Le droit de choisir librement où l'on vit et travaille au sein de l'Union européenne s’est avéré être une chimère. Il sert de symbole pour une prétendue intégration de l'Europe, mais, en réalité, le projet de l'Union européenne a seulement conduit à la domination des nations et des entreprises les plus fortes qui donnent le ton pour toute l’UE. Les contradictions sociales et nationales au sein de l'UE prennent des formes de plus en plus drastiques.

Le produit intérieur brut par habitant de la Bulgarie n’est qu’un cinquième de la moyenne européenne de € 27.400. En Allemagne, il est de 37.100 euros, près de sept fois plus élevé qu'en Bulgarie. Le salaire mensuel moyen d'un travailleur en Bulgarie, comme Andrea Nahles l’elle-même expliqué, est de 187 euros, tandis qu'au Danemark, il est de plus de 4.000 euros. Mais l’écart entre riches et pauvres ne cesse d'augmenter, en même temps, au sein de tous ces pays.
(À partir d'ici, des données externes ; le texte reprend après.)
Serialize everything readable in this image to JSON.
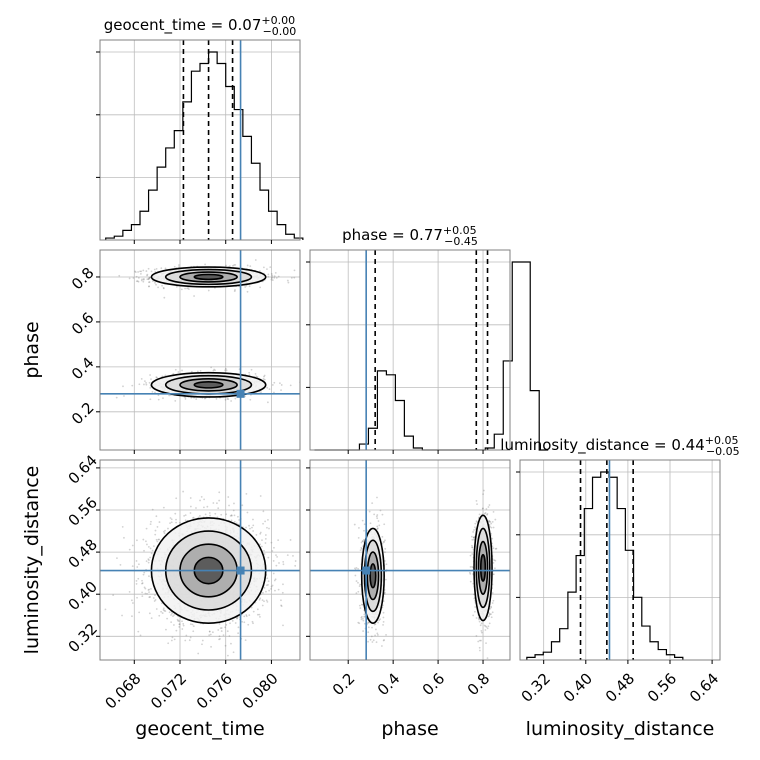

Afin d’empêcher l’éclatement de grandes luttes de classe, l'élite dirigeante tente de diviser la classe ouvrière européenne et de donner aux conflits une direction droitière. Les efforts visant à faire des immigrés et des réfugiés les boucs émissaires de la crise sociale et de les stigmatiser comme « réfugiés économiques » coupables d’« abus social », porte de l’eau au moulin des partis d'extrême droite comme l’Alternative pour l'Allemagne (AfD). La ministre du Travail se fait le porte-drapeau de cette droite.